Despite the way No Malice's solo career has been commonly presented through a singular lens of religion, truthfully Hear Ye Him isn't that different to the music he's made before. It's not a full-on sermon and much of it will sound like familiar territory for anyone who ever appreciated a Clipse album for the astoundingly broad bodies of work they are. Hear Ye Him is in the lineage of closing Clipse album cuts like "I'm Not You" and "Nightmares" -- or even Pusha's mixtape confessionals "Alone In Vegas" and "I Am Forgiven." No Malice is just a little more blunt and resolute in expressing his opinion. The album also brings to mind the strong rap voices of another era when rappers seemed freer to talk critically about the behavior of their peers; it's telling that No Malice weaves in references to KRS-One and X-Clan's Brother J, not the latest M.M.G. urchin. (The stripped-down and fiery "Blasphemy" sounds like nothing more than an Edutainment-era Boogie Down Productions song.)
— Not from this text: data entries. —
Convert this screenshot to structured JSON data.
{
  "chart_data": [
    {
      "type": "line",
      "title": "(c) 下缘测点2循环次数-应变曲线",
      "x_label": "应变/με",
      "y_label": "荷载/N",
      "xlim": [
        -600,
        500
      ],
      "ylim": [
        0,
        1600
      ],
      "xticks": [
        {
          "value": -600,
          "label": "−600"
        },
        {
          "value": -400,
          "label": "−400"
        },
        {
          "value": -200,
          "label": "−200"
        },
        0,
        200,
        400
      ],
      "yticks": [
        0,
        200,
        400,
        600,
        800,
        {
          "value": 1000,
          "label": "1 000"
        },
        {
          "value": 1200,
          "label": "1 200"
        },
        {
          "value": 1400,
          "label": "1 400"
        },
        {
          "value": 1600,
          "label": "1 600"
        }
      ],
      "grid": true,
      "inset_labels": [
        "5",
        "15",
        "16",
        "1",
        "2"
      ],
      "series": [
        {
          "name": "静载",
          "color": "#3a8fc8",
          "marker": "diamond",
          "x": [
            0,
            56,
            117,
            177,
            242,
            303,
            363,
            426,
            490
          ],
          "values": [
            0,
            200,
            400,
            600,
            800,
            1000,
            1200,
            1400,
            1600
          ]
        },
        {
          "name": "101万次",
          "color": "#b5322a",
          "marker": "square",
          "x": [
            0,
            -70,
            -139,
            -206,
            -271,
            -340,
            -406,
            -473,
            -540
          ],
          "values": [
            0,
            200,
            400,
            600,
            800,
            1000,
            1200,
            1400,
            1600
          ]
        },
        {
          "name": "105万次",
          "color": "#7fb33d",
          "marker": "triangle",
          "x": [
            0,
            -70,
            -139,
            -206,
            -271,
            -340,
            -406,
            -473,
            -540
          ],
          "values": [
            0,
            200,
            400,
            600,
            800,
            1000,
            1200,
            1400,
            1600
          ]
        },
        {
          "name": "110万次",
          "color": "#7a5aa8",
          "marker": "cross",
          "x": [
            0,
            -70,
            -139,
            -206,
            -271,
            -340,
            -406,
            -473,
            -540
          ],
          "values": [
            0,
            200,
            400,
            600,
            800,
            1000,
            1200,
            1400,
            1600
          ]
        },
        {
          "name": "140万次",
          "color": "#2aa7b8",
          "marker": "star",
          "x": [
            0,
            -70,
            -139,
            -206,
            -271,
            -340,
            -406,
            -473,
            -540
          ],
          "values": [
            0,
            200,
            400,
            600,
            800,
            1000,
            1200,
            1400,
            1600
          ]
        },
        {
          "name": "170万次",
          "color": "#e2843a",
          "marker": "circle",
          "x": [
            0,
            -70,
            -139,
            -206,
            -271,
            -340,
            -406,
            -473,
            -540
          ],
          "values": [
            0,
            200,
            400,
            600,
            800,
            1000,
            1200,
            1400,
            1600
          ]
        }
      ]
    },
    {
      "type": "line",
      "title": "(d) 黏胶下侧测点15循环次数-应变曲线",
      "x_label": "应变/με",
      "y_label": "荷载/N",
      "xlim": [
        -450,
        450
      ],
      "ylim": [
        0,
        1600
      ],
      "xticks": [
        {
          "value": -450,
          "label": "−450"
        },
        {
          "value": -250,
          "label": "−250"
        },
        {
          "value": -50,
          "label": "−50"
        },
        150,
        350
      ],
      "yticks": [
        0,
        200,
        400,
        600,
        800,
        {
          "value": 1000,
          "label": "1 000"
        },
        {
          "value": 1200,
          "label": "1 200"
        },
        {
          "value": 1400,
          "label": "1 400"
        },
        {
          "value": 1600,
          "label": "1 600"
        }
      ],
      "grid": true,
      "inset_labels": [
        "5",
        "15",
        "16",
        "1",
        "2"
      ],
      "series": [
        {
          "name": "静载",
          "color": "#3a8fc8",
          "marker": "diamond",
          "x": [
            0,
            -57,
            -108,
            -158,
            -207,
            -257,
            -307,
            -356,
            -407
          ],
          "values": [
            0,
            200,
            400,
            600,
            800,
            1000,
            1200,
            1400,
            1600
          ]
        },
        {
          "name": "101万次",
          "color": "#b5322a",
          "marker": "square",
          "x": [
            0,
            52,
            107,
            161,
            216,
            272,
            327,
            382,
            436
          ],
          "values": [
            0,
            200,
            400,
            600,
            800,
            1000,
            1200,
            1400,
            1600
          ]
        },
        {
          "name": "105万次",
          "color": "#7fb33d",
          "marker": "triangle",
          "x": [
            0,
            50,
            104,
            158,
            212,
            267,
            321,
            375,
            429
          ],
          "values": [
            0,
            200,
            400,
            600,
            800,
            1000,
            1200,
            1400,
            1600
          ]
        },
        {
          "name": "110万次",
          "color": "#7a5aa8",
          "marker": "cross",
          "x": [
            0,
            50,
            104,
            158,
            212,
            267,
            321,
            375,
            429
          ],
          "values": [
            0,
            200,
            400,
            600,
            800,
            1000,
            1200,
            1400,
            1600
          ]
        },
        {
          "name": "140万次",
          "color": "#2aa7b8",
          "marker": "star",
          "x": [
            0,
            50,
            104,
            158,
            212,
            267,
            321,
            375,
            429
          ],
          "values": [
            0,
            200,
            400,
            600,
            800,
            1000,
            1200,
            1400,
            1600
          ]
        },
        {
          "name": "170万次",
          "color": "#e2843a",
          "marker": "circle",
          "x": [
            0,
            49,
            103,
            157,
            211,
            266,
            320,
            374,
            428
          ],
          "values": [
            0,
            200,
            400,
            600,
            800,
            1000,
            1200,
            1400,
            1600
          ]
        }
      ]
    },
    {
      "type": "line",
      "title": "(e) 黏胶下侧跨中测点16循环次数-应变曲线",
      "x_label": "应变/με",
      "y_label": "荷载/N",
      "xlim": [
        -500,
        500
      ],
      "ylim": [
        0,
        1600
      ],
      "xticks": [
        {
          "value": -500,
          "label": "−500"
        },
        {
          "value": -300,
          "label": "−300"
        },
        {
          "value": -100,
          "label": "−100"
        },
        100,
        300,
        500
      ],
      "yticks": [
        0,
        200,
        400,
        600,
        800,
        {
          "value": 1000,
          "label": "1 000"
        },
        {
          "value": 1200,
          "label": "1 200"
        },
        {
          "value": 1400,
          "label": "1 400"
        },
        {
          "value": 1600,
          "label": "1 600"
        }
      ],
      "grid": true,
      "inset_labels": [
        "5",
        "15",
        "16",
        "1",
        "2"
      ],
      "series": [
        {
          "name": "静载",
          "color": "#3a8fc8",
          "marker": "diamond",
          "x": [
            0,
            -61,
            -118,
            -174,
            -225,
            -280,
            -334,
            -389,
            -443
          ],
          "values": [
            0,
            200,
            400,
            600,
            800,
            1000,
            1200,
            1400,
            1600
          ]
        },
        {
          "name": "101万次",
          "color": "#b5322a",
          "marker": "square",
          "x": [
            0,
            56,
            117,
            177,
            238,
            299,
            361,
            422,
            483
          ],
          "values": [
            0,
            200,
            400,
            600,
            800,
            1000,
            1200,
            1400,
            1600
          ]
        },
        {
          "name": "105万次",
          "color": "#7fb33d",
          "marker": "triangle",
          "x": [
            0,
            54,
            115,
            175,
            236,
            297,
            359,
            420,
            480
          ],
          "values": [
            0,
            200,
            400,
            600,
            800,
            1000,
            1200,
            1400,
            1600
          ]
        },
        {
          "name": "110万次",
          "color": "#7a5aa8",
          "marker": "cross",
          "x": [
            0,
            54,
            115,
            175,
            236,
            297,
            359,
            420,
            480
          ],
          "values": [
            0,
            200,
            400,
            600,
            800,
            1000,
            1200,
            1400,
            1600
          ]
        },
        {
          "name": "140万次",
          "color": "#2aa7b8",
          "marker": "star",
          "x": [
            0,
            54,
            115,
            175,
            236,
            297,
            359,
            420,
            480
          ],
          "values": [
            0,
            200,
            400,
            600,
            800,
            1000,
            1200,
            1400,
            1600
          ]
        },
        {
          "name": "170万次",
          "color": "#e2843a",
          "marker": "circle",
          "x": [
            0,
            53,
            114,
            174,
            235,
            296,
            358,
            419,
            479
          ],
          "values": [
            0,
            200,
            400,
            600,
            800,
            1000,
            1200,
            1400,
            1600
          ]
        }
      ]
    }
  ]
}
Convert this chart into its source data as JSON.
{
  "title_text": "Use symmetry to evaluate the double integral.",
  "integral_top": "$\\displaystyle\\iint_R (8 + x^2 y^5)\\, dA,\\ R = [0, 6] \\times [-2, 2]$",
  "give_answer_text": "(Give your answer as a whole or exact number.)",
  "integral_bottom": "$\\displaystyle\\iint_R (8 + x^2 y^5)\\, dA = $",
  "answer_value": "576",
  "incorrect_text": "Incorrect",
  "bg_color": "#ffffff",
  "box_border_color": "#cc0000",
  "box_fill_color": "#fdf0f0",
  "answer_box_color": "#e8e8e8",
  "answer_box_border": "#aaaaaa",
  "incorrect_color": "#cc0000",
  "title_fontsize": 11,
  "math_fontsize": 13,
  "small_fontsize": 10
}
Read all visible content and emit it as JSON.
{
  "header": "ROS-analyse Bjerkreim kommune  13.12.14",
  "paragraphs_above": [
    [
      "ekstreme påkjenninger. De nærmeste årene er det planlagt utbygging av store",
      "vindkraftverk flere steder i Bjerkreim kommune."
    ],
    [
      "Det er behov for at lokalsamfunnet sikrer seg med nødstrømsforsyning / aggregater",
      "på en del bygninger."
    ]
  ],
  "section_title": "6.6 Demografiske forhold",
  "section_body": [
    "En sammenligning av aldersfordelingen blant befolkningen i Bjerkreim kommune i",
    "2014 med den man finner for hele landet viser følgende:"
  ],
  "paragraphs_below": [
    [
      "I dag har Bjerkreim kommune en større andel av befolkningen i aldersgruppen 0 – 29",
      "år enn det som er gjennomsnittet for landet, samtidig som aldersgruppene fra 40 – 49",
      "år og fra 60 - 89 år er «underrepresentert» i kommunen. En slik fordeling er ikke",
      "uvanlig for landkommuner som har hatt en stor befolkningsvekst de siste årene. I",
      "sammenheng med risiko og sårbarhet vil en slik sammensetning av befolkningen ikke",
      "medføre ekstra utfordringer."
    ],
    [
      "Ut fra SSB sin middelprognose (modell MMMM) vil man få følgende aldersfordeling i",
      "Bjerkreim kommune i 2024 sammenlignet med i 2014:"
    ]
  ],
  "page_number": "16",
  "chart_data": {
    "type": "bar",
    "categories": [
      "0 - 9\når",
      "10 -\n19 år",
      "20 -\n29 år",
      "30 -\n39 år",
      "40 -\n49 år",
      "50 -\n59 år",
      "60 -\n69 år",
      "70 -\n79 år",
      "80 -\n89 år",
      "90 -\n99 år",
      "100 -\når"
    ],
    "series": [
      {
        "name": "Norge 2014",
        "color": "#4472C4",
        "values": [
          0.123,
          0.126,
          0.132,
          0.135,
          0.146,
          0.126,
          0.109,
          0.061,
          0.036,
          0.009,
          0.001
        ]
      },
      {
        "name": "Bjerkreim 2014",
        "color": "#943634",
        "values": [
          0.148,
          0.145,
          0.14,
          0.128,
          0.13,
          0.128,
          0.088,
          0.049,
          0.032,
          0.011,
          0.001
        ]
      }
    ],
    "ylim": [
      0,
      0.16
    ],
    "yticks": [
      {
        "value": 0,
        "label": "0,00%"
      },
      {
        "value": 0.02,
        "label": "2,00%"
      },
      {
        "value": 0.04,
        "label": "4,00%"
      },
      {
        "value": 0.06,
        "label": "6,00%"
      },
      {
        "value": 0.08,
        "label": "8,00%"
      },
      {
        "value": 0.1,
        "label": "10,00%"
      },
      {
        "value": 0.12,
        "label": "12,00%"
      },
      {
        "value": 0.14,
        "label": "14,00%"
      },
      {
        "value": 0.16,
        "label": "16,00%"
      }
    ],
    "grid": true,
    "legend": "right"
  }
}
Maybe it's a quirk of timing, but that image of the kid with the Play Cloths face tattoo has usurped the official blood-stained cover of Hear Ye Him in my head. No one knows the kid's motivation for branding his face but it resonates like a horrid reminder of the superficial nature of the industry that surrounds rap music. Even your favorite artists are quick to perpetuate the fraud. On "Different," No Malice takes a stand: "Louis this/ Gucci that/ Shut up, you sound dumb/ I know where I'm from/ I'm chief sinner/ I'm no better -- just got a different agenda." That might be considered self-righteous preaching these days, or it might be appreciated as a hard truth, but however you take it, No Malice is relaying a message that's worth hearing.